そなたはよく肚をたてるが、肚がたつのは慢心からであるぞ。
よく心得なされよ。
下肚からこみあげてくる怒りは大きな怒りであるから、怒ってよいのであるなれど、怒りの現わし方を出来るだけ小さく、出来るだけ清く、出来るだけ短かくして下されよ。
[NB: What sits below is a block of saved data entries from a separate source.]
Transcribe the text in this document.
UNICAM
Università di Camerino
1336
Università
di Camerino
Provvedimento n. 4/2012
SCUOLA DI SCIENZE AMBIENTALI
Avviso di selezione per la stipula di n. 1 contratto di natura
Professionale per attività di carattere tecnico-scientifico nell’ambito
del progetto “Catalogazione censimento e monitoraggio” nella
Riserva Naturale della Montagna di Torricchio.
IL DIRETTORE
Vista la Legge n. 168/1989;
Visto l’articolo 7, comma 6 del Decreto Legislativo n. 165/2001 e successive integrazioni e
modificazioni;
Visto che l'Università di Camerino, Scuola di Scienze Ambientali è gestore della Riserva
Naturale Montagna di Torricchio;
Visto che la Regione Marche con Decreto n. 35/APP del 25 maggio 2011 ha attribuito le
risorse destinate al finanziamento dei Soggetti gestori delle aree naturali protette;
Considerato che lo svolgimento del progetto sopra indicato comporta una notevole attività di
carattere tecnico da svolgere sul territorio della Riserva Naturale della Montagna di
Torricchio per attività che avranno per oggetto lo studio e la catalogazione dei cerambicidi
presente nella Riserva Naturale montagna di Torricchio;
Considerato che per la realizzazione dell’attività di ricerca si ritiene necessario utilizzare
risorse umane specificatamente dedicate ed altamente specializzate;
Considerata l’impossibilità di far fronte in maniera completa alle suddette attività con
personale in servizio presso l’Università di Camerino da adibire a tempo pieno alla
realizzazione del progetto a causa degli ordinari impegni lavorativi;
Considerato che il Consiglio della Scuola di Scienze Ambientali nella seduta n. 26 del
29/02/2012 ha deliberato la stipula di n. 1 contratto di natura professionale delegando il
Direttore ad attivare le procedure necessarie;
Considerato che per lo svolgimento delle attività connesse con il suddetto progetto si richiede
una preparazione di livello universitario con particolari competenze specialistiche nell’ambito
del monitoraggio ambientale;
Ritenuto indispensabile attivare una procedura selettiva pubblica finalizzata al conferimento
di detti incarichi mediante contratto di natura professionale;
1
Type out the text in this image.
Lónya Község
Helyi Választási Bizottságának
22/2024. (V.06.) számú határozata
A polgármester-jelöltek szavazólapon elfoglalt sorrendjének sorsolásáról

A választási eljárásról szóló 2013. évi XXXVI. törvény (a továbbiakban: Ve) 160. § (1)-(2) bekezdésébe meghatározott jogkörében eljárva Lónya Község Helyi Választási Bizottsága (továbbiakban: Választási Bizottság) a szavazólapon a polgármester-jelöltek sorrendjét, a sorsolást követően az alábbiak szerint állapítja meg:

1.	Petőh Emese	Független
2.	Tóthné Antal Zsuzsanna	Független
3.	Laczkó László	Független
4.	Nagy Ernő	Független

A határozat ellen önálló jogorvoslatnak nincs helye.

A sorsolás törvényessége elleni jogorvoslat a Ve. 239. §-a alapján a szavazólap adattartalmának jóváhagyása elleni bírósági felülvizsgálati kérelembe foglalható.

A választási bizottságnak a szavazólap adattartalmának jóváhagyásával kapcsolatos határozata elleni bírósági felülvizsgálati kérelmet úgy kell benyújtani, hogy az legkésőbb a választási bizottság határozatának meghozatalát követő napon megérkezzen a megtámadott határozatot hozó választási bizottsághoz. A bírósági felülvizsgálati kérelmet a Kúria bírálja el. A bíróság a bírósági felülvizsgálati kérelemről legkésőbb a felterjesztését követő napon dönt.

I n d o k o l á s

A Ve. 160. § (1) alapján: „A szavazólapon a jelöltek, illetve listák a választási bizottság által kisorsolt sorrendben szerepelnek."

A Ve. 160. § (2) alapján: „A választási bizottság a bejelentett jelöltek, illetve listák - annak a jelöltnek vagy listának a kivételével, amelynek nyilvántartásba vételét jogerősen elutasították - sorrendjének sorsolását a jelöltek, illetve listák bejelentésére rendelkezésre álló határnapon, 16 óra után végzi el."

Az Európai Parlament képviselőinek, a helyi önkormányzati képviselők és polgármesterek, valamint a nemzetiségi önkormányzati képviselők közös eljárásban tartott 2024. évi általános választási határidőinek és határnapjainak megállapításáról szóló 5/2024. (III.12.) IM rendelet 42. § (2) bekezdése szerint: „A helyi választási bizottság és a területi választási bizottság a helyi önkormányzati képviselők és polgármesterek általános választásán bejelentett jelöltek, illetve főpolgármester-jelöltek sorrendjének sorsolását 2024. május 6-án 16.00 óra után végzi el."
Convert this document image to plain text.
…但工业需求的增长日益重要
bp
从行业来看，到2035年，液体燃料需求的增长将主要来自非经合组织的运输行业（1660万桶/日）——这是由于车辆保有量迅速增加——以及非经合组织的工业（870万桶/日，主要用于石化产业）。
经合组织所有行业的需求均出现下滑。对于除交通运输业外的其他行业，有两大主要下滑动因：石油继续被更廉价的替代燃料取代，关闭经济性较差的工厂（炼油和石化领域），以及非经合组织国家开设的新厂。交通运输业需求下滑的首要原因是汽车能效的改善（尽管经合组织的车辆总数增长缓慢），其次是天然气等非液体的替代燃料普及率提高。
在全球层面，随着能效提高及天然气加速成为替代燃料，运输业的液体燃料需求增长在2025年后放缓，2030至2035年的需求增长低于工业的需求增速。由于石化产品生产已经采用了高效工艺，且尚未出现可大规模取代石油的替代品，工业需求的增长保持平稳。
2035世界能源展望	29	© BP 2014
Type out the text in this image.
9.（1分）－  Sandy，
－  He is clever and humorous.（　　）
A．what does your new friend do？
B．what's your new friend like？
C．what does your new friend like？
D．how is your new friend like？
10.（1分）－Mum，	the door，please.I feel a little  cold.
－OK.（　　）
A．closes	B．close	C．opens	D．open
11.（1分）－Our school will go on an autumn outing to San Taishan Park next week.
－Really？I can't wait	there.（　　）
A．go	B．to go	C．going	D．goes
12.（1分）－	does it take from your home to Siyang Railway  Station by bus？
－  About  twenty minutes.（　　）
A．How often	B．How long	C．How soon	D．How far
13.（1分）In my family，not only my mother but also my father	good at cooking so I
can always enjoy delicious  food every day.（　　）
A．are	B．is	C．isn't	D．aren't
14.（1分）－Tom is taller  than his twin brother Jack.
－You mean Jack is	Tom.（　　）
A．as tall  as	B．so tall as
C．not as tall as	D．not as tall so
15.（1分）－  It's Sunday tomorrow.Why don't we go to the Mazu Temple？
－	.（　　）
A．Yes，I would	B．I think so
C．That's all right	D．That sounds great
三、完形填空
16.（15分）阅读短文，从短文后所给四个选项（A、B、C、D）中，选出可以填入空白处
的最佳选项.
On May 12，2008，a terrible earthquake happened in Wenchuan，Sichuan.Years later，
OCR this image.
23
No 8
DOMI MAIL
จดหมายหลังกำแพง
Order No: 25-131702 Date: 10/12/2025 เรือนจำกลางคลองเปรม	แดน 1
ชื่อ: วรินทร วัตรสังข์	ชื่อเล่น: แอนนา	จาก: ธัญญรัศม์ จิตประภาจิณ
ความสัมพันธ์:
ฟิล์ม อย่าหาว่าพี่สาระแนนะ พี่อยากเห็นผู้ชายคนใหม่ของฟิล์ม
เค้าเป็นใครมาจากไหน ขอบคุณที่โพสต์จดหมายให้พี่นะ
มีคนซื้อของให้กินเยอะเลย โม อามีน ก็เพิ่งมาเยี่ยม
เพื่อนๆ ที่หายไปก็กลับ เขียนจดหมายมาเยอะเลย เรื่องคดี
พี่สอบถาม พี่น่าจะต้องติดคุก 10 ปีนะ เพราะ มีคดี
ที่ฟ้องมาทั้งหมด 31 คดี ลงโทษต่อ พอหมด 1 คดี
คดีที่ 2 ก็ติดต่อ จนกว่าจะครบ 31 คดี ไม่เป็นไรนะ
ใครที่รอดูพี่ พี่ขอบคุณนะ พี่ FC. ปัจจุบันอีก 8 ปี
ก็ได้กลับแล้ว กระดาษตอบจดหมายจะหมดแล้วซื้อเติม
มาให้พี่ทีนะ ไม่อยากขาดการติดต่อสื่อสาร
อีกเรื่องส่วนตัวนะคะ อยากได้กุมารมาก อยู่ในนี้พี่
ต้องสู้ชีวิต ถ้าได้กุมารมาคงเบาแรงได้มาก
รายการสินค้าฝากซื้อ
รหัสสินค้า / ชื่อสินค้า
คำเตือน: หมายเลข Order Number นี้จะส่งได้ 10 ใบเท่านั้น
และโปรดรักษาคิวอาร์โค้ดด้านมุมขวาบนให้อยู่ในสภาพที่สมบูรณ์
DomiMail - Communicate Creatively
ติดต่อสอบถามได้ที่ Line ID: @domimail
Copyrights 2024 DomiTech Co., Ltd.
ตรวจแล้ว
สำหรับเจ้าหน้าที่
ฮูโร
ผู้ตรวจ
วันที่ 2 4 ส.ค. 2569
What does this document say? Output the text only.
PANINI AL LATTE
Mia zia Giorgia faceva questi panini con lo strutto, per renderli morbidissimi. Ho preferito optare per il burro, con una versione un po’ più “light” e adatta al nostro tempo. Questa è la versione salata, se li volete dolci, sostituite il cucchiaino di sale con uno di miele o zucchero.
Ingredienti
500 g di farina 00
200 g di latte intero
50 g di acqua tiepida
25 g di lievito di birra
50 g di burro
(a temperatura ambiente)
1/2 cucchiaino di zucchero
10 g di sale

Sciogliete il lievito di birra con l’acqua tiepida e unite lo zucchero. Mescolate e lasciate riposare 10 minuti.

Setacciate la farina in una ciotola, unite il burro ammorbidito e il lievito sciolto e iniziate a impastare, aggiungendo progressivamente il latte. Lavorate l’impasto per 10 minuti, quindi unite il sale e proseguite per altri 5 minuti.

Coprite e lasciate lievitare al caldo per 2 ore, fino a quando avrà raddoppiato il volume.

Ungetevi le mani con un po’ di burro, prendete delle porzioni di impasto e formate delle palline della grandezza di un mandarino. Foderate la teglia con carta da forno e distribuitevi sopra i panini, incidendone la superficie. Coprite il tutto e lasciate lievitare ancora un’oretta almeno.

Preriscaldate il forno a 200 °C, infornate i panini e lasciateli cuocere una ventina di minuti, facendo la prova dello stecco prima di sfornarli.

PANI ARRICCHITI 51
怒りに清い怒りはないと、そなたは思案して御座るなれど、怒りにも清い怒り、澄んだ怒りあるぞ。
三月三日。
そなたはいつも自分の役に不足申すくせがあるぞ。
そのくせ直して下されよ。
長くかかってもよいから、根の音(ね)からの改心結構ぞ。
手は手の役、足は足、頭は頭の役、それぞれに結構ぞ。
上下貴賎ないこと、そなたには判ってゐる筈なのに、早う得心して下されよ。
そなたはこの神ときわめて深い縁があるのぢゃ。
縁あればこそ引きよせて苦労さしてゐるのぢゃ。
今度の御用は苦の花咲かすことぢゃ。
真理に苦の花さくのであるぞ。
因縁のそなたぢゃ、一聞いたなら十がわかるのぢゃ。
云われんさきに判ってもらわねばならんぞ。
知らしてからでは味ないぞ。
十人並ぞ。
今度の御用は千人力、十人並では間に合わんぞ。
人間の目は一方しか見えん。
表なら表、右なら右しか見えん。
表には必ず裏があり、左があるから右があるのぢゃ。
自分の目で見たのだから間違いないと、そなたは我を張って居るなれど、それは只一方的の真実であるぞ。
独断は役に立たんぞと申してあろうが。
見極めた上にも見極めねばならんぞ。
霊の目も一方しか見えんぞ。
霊人には何でも判ってゐると思ふと、大変な間違ひ起るぞ。
一方と申しても霊界の一方と現界の一方とは、一方が違ふぞ。
そなたは中々に立派な理屈を申すが、理屈も必要ではあるが、あわの如きもの、そなたの財産にはならんぞ。
体験の財産は死んでからも役にたつ。
ざんげせよと申しても、人の前にざんげしてはならんぞ。
人の前で出来るざんげは割引したざんげ。
割引したざんげは神をだまし、己をだますこととなるぞ。
悔ひ改めて下され。
深く省みて下され。
深く恥ぢおそれよ。
心して慎しんで下されよ。
直ちによき神界との霊線がつながるぞ。
霊線つながれば、その日その時からよくなってくるぞ。
気持が曲ったら霊線が切り替えられる。